WIP: BatchIt
As part of the assessment of #634, but also perhaps more generally useful. Opinions welcome.
Looks like it is leaking in some case https://github.com/microsoft/snmalloc/actions/runs/6279469686/job/17055222812?pr=637#step:7:149
Looks like it is leaking in some case https://github.com/microsoft/snmalloc/actions/runs/6279469686/job/17055222812?pr=637#step:7:149
Whoops; I had the loop termination conditions wrong. They're fixed now, I think. Let's see if CI agrees.
After discussions with @mjp41 yesterday, I've introduced a notion of "tweakable obfuscation" and have made all the intra-slab free lists' backwards signatures use the address of the slab metadata as the "tweak". The next step would be to remove the per-thread keys and have everyone use a common global key (probably not RemoteAllocator::key_global!) and apply the same tweaking. This opens the door to sending threads being able to build up segments of slab free lists that can be spliced in by the recipient in O(1) rather than O(n).

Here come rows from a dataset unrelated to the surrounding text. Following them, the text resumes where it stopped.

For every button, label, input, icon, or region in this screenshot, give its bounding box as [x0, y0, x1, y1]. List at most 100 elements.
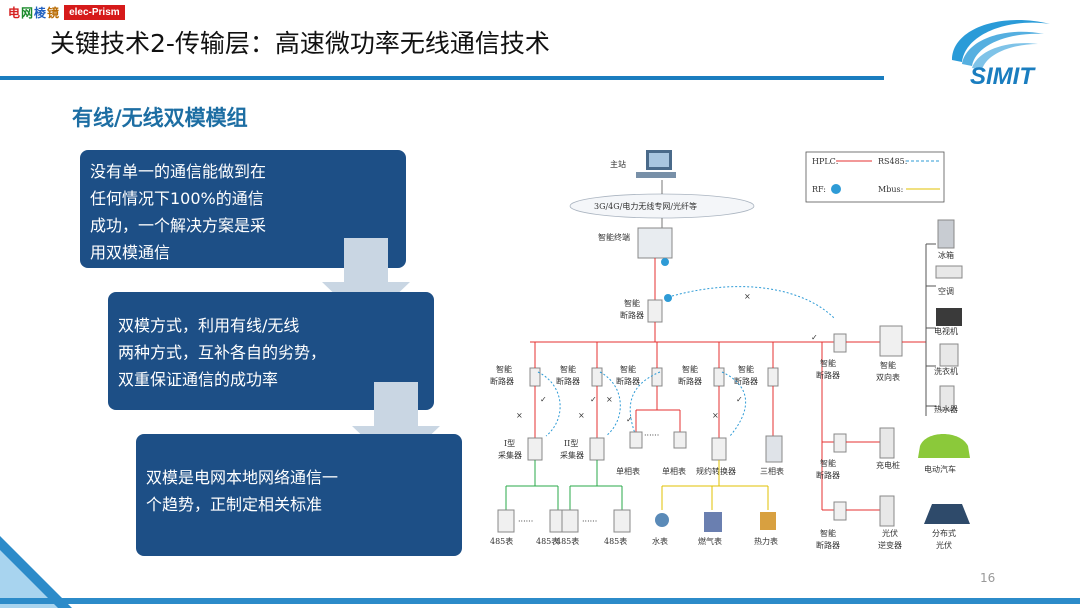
text-box-3: 双模是电网本地网络通信一个趋势，正制定相关标准 — [136, 434, 462, 556]
heat-label: 热力表 — [754, 536, 778, 546]
simit-logo: SIMIT — [952, 20, 1050, 90]
breaker-label-2a: 智能 — [560, 364, 576, 374]
title-underline — [0, 76, 884, 80]
breaker-label-1b: 断路器 — [490, 376, 514, 386]
ev-icon — [918, 434, 970, 458]
protocol-converter-label: 规约转换器 — [696, 466, 736, 476]
host-label: 主站 — [610, 159, 626, 169]
breaker-label-4a: 智能 — [682, 364, 698, 374]
meter485-4: 485表 — [604, 536, 627, 546]
pv-inv-l2: 逆变器 — [878, 540, 902, 550]
rf-badge-icon — [831, 184, 841, 194]
smart-terminal-icon — [637, 227, 673, 259]
washer-icon — [939, 343, 959, 367]
meter485-3: 485表 — [556, 536, 579, 546]
legend-mbus: Mbus: — [878, 185, 903, 194]
fail-mark: × — [744, 292, 751, 301]
legend-hplc: HPLC: — [812, 157, 839, 166]
appl-4: 热水器 — [934, 404, 958, 414]
legend-rs485: RS485: — [878, 157, 907, 166]
ellipsis-3: ······ — [582, 517, 597, 526]
svg-text:×: × — [578, 411, 585, 420]
svg-text:×: × — [712, 411, 719, 420]
section-title: 有线/无线双模模组 — [72, 106, 248, 130]
water-label: 水表 — [652, 536, 668, 546]
text-box-2: 双模方式，利用有线/无线两种方式，互补各自的劣势，双重保证通信的成功率 — [108, 292, 434, 410]
gas-meter-icon — [704, 512, 722, 532]
smart-terminal-label: 智能终端 — [598, 232, 630, 242]
page-number: 16 — [980, 571, 996, 585]
pv-l2: 光伏 — [936, 540, 952, 550]
collector-2-icon — [589, 437, 605, 461]
bi-meter-l1: 智能 — [880, 360, 896, 370]
bi-meter-l2: 双向表 — [876, 372, 900, 382]
bidirectional-meter-icon — [879, 325, 903, 357]
legend-rf: RF: — [812, 185, 826, 194]
collector-1-icon — [527, 437, 543, 461]
top-breaker-label-2: 断路器 — [620, 310, 644, 320]
ac-icon — [935, 265, 963, 279]
network-diagram: 主站 3G/4G/电力无线专网/光纤等 智能终端 智能 断路器 × ✓ 智能断路… — [490, 150, 970, 550]
collector-2-l2: 采集器 — [560, 450, 584, 460]
slide-title: 关键技术2-传输层：高速微功率无线通信技术 — [50, 29, 550, 58]
rbreaker-2a: 智能 — [820, 458, 836, 468]
breaker-label-4b: 断路器 — [678, 376, 702, 386]
charging-pile-label: 充电桩 — [876, 460, 900, 470]
svg-text:✓: ✓ — [590, 395, 597, 404]
rbreaker-2b: 断路器 — [816, 470, 840, 480]
fridge-icon — [937, 219, 955, 249]
corner-decoration — [0, 536, 72, 608]
ellipsis-1: ······ — [644, 431, 659, 440]
top-breaker-label-1: 智能 — [624, 298, 640, 308]
collector-2-l1: II型 — [564, 439, 578, 448]
appl-3: 洗衣机 — [934, 366, 958, 376]
pv-l1: 分布式 — [932, 528, 956, 538]
appl-2: 电视机 — [934, 326, 958, 336]
breaker-label-3b: 断路器 — [616, 376, 640, 386]
inverter-icon — [879, 495, 895, 527]
text-box-1: 没有单一的通信能做到在任何情况下100%的通信成功，一个解决方案是采用双模通信 — [80, 150, 406, 268]
network-label: 3G/4G/电力无线专网/光纤等 — [594, 201, 697, 211]
single-meter-1: 单相表 — [616, 466, 640, 476]
svg-text:✓: ✓ — [626, 415, 633, 424]
svg-text:✓: ✓ — [540, 395, 547, 404]
collector-1-l1: I型 — [504, 439, 515, 448]
breaker-label-2b: 断路器 — [556, 376, 580, 386]
appl-0: 冰箱 — [938, 250, 954, 260]
svg-text:✓: ✓ — [736, 395, 743, 404]
three-phase-label: 三相表 — [760, 466, 784, 476]
brand-en: elec-Prism — [64, 4, 125, 20]
rbreaker-1a: 智能 — [820, 358, 836, 368]
top-breaker-icon — [647, 299, 663, 323]
rbreaker-3a: 智能 — [820, 528, 836, 538]
rbreaker-3b: 断路器 — [816, 540, 840, 550]
svg-text:×: × — [606, 395, 613, 404]
ok-mark: ✓ — [811, 333, 818, 342]
heater-icon — [939, 385, 955, 411]
host-computer-icon — [636, 150, 676, 178]
pv-inv-l1: 光伏 — [882, 528, 898, 538]
legend-box — [805, 151, 945, 203]
solar-panel-icon — [924, 504, 970, 524]
breaker-label-5b: 断路器 — [734, 376, 758, 386]
meter485-2: 485表 — [536, 536, 559, 546]
logo-text: SIMIT — [970, 63, 1036, 90]
svg-text:×: × — [516, 411, 523, 420]
rbreaker-1b: 断路器 — [816, 370, 840, 380]
bottom-bar — [0, 598, 1080, 604]
appl-1: 空调 — [938, 286, 954, 296]
collector-1-l2: 采集器 — [498, 450, 522, 460]
gas-label: 燃气表 — [698, 536, 722, 546]
heat-meter-icon — [760, 512, 776, 530]
single-meter-2: 单相表 — [662, 466, 686, 476]
breaker-label-5a: 智能 — [738, 364, 754, 374]
meter485-1: 485表 — [490, 536, 513, 546]
three-phase-icon — [765, 435, 783, 463]
water-meter-icon — [655, 513, 669, 527]
brand-cn: 电网棱镜 — [8, 5, 61, 20]
brand-watermark: 电网棱镜 elec-Prism — [8, 2, 125, 22]
charging-pile-icon — [879, 427, 895, 459]
breaker-label-1a: 智能 — [496, 364, 512, 374]
tv-icon — [936, 308, 962, 326]
ev-label: 电动汽车 — [924, 464, 956, 474]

I've (at long last) got things flying end to end with a very simple "cache" on the sending side -- a single open ring -- but I think some review and investigation is a good idea. Here's what mimalloc-bench makes of the current state of things in terms of time
and memory
We should:
- figure out how to make the caching layer optional, which probably just means some more
std::conditional_tuse. - get someone with chops to assess the "tweaked obfuscation" changes.
- offer to randomize deallocator cache construction order (Matt writes: "as we are building a ring, we can add to the start or the end, so perhaps we could at least build an unpredictable order in the ring")

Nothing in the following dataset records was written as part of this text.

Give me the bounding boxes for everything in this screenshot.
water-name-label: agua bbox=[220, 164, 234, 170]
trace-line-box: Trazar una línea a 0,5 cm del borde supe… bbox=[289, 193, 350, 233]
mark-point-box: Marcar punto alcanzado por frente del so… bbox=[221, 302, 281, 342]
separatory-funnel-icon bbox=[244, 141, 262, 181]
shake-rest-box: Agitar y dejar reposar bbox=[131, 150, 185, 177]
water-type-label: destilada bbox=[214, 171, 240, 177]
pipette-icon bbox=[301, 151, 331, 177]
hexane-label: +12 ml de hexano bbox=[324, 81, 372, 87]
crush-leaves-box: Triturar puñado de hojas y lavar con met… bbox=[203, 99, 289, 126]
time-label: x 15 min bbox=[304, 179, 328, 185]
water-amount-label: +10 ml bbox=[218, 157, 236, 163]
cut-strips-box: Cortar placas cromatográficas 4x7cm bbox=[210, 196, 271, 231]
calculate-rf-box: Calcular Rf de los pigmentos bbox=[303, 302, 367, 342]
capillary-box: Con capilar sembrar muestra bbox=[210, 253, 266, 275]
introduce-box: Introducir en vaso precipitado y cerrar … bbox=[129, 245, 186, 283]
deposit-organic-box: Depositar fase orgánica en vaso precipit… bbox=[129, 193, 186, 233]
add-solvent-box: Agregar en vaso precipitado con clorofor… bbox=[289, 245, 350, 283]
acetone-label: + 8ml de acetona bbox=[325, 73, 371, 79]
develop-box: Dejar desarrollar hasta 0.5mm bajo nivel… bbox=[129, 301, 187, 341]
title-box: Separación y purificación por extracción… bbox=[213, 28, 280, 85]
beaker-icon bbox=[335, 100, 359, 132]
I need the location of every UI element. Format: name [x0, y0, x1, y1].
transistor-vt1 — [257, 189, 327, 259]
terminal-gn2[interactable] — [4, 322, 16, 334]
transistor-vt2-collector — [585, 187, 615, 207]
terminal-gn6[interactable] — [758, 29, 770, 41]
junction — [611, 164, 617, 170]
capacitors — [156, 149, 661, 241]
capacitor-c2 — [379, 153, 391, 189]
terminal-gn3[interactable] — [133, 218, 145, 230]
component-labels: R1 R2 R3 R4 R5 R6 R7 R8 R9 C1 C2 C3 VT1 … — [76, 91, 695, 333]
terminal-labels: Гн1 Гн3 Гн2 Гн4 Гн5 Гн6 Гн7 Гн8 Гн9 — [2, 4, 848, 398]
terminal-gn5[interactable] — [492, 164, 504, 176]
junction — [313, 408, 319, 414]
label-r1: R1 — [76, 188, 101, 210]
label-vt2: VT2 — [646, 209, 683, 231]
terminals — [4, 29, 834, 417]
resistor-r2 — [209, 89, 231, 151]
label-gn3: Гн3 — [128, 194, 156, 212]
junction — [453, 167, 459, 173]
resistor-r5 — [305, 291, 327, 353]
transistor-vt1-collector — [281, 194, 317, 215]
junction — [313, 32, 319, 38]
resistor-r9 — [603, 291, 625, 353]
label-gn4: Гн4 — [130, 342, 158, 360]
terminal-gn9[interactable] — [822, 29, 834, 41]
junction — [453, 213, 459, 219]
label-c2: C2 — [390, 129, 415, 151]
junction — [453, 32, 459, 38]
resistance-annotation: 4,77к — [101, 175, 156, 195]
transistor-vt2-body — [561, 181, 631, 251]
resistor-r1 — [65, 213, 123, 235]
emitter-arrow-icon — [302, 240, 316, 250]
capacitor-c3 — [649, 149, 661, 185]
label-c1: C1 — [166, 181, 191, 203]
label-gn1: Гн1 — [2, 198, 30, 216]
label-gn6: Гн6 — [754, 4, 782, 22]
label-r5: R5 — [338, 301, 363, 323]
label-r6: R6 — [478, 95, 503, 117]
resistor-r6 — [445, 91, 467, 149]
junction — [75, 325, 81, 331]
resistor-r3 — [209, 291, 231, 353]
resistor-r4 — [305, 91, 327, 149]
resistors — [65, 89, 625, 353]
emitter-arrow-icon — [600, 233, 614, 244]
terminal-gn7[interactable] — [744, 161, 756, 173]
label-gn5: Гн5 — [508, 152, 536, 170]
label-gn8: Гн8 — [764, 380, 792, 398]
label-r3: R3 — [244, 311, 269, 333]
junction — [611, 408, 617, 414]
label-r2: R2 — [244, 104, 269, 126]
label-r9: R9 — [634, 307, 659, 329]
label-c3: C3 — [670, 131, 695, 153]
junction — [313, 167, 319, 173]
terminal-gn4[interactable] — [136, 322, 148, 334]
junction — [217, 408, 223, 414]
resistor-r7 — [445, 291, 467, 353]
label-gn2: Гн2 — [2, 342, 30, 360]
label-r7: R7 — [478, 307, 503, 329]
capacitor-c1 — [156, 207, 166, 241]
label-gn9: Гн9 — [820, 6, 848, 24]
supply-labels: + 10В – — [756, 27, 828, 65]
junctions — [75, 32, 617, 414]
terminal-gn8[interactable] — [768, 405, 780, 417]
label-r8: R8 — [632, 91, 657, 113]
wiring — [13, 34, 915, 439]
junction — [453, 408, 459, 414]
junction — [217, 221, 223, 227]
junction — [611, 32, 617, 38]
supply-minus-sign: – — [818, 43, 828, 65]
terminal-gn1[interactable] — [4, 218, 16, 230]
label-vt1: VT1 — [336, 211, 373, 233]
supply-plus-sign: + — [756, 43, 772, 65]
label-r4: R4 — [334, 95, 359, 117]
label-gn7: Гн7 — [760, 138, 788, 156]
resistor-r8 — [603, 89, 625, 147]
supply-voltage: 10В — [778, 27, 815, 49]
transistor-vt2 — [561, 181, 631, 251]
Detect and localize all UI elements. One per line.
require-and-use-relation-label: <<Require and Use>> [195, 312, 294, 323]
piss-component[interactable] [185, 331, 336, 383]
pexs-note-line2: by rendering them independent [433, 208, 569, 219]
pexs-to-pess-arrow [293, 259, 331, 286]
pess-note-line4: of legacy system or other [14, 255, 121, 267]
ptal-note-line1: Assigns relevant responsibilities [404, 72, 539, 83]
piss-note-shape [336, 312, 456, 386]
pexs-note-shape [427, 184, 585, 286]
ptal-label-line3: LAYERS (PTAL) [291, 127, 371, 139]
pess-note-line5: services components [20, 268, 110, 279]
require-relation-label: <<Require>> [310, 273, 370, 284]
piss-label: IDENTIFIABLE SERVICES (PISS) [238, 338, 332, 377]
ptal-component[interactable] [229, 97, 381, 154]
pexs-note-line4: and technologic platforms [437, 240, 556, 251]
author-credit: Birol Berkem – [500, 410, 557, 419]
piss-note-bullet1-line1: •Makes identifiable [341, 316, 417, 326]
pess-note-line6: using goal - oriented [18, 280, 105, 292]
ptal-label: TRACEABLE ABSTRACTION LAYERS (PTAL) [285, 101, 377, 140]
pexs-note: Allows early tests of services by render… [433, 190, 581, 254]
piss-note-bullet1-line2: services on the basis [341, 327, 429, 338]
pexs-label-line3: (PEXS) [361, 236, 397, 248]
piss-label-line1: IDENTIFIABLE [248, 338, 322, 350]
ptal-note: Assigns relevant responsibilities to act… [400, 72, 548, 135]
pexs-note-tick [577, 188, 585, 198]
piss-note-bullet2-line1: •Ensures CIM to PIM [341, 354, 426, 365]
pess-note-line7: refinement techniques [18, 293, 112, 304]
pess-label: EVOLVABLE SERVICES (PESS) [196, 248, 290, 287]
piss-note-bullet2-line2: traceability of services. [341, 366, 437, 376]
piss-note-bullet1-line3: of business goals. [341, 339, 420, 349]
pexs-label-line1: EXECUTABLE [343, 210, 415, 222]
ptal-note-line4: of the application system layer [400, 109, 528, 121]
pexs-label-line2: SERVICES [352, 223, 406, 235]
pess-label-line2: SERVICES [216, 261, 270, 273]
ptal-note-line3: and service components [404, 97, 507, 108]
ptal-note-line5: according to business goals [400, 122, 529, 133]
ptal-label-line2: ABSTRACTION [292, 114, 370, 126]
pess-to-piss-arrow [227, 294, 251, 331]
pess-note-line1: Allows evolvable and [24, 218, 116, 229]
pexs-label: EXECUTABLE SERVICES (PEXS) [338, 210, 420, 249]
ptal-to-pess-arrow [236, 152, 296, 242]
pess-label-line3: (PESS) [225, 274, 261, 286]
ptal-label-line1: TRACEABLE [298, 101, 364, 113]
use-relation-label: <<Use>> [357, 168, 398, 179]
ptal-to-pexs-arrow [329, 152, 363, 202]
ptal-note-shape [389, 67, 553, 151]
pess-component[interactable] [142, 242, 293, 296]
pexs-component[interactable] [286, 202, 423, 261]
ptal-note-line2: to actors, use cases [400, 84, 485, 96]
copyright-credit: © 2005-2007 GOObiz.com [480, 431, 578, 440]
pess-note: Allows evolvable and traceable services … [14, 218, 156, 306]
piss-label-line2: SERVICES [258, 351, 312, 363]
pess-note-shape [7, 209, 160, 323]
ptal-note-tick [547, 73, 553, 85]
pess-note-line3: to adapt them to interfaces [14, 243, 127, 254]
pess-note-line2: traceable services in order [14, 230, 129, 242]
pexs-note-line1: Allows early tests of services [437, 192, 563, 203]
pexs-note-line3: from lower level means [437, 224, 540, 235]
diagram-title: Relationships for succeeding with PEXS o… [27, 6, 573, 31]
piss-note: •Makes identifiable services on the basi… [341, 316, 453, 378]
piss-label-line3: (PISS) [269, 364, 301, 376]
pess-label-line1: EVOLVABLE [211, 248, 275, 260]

- offer probabilistic premature eviction from the deallocator caches to further thwart attempts to control free-list order
Two things to address:
- Randomisation - this might break some of the randomisation, can we use the ways to build multiple queues for the same slab.
- Can we disable this feature as feature flag and constexpr/conditional_t, so we can analyse performance more in the future.
Just rebasing after #659 landed. Todo-s remain to be addressed.
And the novelty of [[no_unique_address]] continues to sting. Hm.
Start addressing to-dos, specifically being able to turn BatchIt off: rewrite history to have always had a RemoteDeallocCacheBatching structure that encapsulates the client-side logic. We can pair this with the current RemoteMessage structure, then add parallel non-batching implementations of the client-side logic and the RemoteMessage internals.
OK, well, apparently MAX_CAPACITY_BITS needs to be at least 17 - 4 = 13, were it to be universal: 64-bit cross-builds under qemu use a MIN_CHUNK_SIZE of 17 and a smallest sizeclass of 16 bytes.
But that breaks all the 32-bit builds, because MAX_SMALL_SIZECLASS_BITS is 16 and MIN_OBJECT_COUNT is sometimes 13, and 16 + ceil(log_2(13)) + 13 is 33.
I'm not sure why some other Windows builds are still broken.